Let $f:[a,b] \to \Bbb R$ be a continuous function. An immediate consequence of the mean-value theorem is that if $f$ is differentiable on $(a, b)$ with non-negative (non-positive) derivative then $f$ is increasing (decreasing). Here and in the following, increasing/decreasing is meant in the weak sense.
This can be generalized to functions having left or right derivatives in $(a, b)$ only:
Let $f:[a,b] \to \Bbb R$ be a continuous function.

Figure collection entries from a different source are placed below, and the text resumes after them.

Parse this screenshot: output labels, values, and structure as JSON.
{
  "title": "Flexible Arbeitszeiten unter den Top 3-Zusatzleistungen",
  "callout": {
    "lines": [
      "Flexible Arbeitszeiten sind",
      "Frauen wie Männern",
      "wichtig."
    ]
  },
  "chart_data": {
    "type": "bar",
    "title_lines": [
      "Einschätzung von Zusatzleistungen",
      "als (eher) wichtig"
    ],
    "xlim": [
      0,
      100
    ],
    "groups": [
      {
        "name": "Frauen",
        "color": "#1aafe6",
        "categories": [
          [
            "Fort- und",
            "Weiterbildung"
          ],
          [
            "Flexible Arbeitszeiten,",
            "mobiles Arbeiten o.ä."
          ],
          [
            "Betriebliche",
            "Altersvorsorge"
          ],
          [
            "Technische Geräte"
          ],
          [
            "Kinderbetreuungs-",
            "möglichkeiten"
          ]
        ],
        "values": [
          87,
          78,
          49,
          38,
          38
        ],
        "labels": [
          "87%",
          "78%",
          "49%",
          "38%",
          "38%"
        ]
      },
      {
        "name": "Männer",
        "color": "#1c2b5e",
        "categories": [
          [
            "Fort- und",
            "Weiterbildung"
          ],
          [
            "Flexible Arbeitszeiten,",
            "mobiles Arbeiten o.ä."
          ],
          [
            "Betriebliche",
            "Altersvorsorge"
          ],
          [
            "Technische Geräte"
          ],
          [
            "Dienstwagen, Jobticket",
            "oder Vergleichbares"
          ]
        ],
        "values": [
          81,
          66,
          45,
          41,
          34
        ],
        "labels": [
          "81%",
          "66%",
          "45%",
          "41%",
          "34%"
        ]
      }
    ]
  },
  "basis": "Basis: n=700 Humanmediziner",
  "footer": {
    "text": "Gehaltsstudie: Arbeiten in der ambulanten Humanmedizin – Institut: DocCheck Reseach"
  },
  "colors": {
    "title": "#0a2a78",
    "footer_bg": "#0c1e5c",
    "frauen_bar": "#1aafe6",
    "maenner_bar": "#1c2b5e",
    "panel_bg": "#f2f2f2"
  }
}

If $f$ has a right derivative at every point in $(a, b)$ then
$$ \tag{$1$}
\left ( \forall x \in (a, b): f_+'(x) \ge 0 \right) \implies \text{$f$ is increasing on $[a, b]$.}
$$
$$ \tag{$2$}
\left ( \forall x \in (a, b): f_+'(x) \le 0 \right) \implies \text{$f$ is decreasing on $[a, b]$.}
$$
If $f$ has a left derivative at every point in $(a, b)$ then
$$\tag{$3$}
\left ( \forall x \in (a, b): f_-'(x) \ge 0 \right) \implies \text{$f$ is increasing on $[a, b]$.}
$$
$$ \tag{$4$}
\left ( \forall x \in (a, b): f_-'(x) \le 0 \right) \implies \text{$f$ is decreasing on $[a, b]$.}
$$
For a proof of $(1)$ see for example $f : (0,1) \rightarrow \mathbb{R}$ countinous with non-negative right-hand derivative is non-decreasing, the other variants follow easily.
Using the above we can prove the following:
If $f:[a, b] \to \Bbb R$ is continuous and has a left derivative at each point in $(a, b)$ then
$$ \tag{$5$}
f_+'(a) = \lim_{x \to a^+} f_-'(x)
$$
$$ \tag{$6$}
f_-'(b) = \lim_{x \to b^-} f_-'(x)
$$
if the limit on the right exists. Similarly, if $f$ has a right derivative at each point in $(a, b)$ then
$$ \tag{$7$}
f_+'(a) = \lim_{x \to a^+} f_+'(x)
$$
$$ \tag{$8$}
f_-'(b) = \lim_{x \to b^-} f_+'(x)
$$
if the limit on the right exists.
$(6)$ is what you are asking for, so we will prove that. The other variants can be proved in the same way or can be reduced to $(6)$.
Let us assume that the limit
$$
\lim_{x \to b^-} f_-'(x) = A
$$
exists. Given $\epsilon > 0$ there is a $x_0 \in (a, b)$ such that
$$ \tag{$*$}
A - \epsilon < f_-'(x) < A + \epsilon
$$
for $x_0 < x < b$. So the left derivative of $f(x) - (A+\epsilon)x$ is $\le 0$ on $(x_0, b)$. Using $(4)$ above, one can conclude that $f(x) - (A+\epsilon)x$ is decreasing on $[x_0, b]$, so that
$$
f(x) - (A+\epsilon)x \ge f(b) - (A+\epsilon)b
\implies \frac{f(x)-f(b)}{x-b} \le A + \epsilon \, .
$$
In the same way one uses the left inequality in $(*)$ and $(3)$ to show that
$$
\frac{f(x)-f(b)}{x-b} \ge A - \epsilon
$$
for $x_0 < x < b$.
So we have shown that for every $\epsilon > 0$ there is a $x_0 \in (a, b)$ such that
$$
A - \epsilon \le \frac{f(x)-f(b)}{x-b} \le A + \epsilon
$$
and that proves that $f$ has a left derivative at $x=b$ with
$$
f_-'(b) = A = \lim_{x \to b^-} f_-'(x) \, .
$$
Remark: As Paramanand Singh pointed out, requiring continuity at the endpoints of the interval is important. Otherwise counterexamples for all of the above can be found easily, e.g. by defining $f(a)= f(b) = 1$, $f(x) = 0$ otherwise.
The underlying reason is that the mean-value theorem, Rolle's theorem and the above generalizations $(1)-(4)$ all go back to the fact that a continuous function on a compact interval attains its maximum and its minimum. And if the left (right) derivative exists at a maximum then it must be non-negative (non-positive). At a minimum it is the other way around.